M1. Directly override the parameters via the command line:

python examples/mlp/train_ppol_agent.py --arg value --arg2 value2 ...

where --arg specify the parameter you want to override. For example, --task SafetyAntRun-v0. Note that if you specify --use_default_cfg 1, the script will automatically use the task’s default parameters for training. We plan to release more default configs in the future.

M2. Use pre-defined yaml or json` or toml configs. For example, you want to use a different learning-rate and training epochs from our default ones, create a my_cfg.yaml:

task: "SafetyDroneCircle-v0"
epoch: 500
lr: 0.001

Then you can starting training with above parameters by:

python examples/mlp/train_ppol_agent.py --config my_cfg.yaml

where --config specify the path of the configuration parameters.

M3. Inherent the config dataclass in the fsrl/config folder. For example, you can inherent the PPOLagAgent config by:

from dataclasses import dataclass
from fsrl.config.ppol_cfg import TrainCfg

@dataclass
class MyCfg(TrainCfg):
    task: str = "SafetyDroneCircle-v0"
    epoch: int = 500
    lr: float = 0.001

@pyrallis.wrap()
def train(args: MyCfg):
    ...

Then, you can start training with your own default configs:

python examples/mlp/train_ppol_agent.py

Note that our example scripts support the auto_name feature, meaning that it can automatically compare your specified hyper-parameters with our default ones, and create the experiment name based on the difference. The default training statistics are saved in the logs directory.

Training with customized networks¶

While the pre-defined MLP agent is sufficient for solving many existing safe RL benchmarks, for more complex tasks, it may be necessary to customize the value and policy networks. Our modular design supports Tianshou’s style training scripts. Example training scripts can be found in the examples/customized folder.
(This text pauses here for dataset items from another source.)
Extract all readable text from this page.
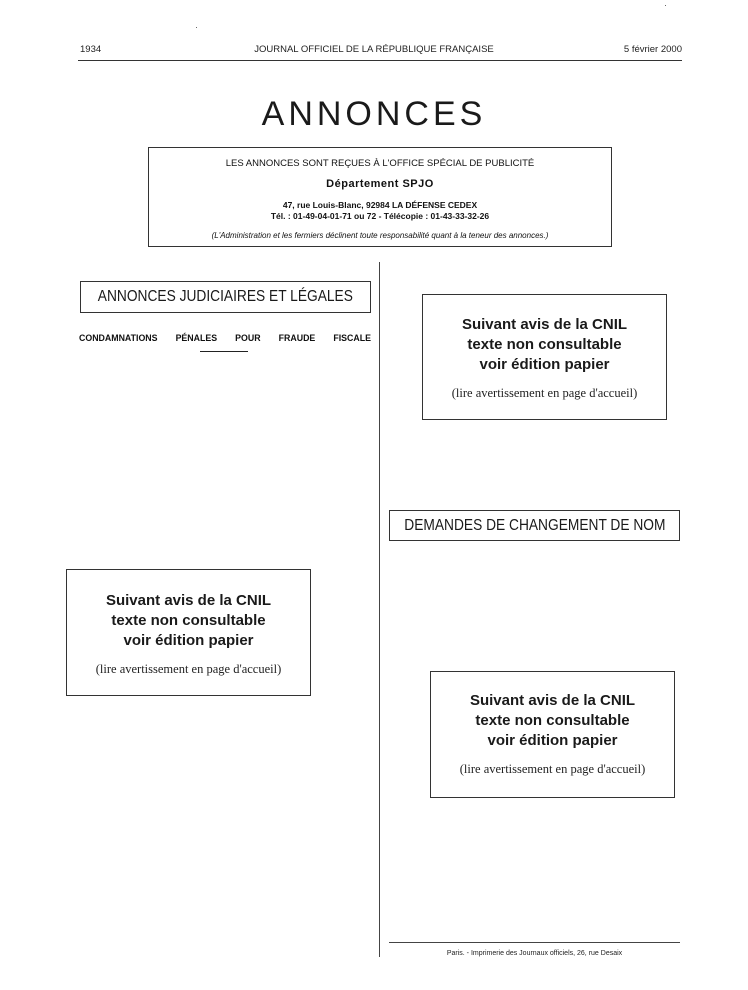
1934	JOURNAL OFFICIEL DE LA RÉPUBLIQUE FRANÇAISE	5 février 2000
ANNONCES
LES ANNONCES SONT REÇUES À L'OFFICE SPÉCIAL DE PUBLICITÉ
Département SPJO
47, rue Louis-Blanc, 92984 LA DÉFENSE CEDEX
Tél. : 01-49-04-01-71 ou 72 - Télécopie : 01-43-33-32-26
(L'Administration et les fermiers déclinent toute responsabilité quant à la teneur des annonces.)
ANNONCES JUDICIAIRES ET LÉGALES
CONDAMNATIONS PÉNALES POUR FRAUDE FISCALE
Suivant avis de la CNIL
texte non consultable
voir édition papier
(lire avertissement en page d'accueil)
Suivant avis de la CNIL
texte non consultable
voir édition papier
(lire avertissement en page d'accueil)
DEMANDES DE CHANGEMENT DE NOM
Suivant avis de la CNIL
texte non consultable
voir édition papier
(lire avertissement en page d'accueil)
Paris. - Imprimerie des Journaux officiels, 26, rue Desaix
For more details on building networks, please refer to Tianshou’s tutorial, as our algorithms are mostly compatible with their networks.

Evaluate trained models¶

To evaluate a trained model, for example, a pre-trained PPOLag model in the logs/exp_name folder, run:

python examples/mlp/eval_ppol_agent.py --path logs/exp_name --eval_episodes 20

It will load the saved config.yaml from logs/exp_name/config.yaml and pre-trained model from logs/exp_name/checkpoint/model.pt, run 20 episodes and print the average reward and cost. If the best model is saved during training, you can evaluate it by setting --best 1.

Logger features¶

Save training configurations to a .yaml file and training statistics to a .txt file.
Pass in a checkpoint_fn hook to save models.
Support both Wandb and TensorBoard.
The store can be called many times during one epoch and the data will be stored in a temporary buffer.
The write function logs metrics based on the average of previously stored data.
Print out stored data in tabular format for specific key metrics.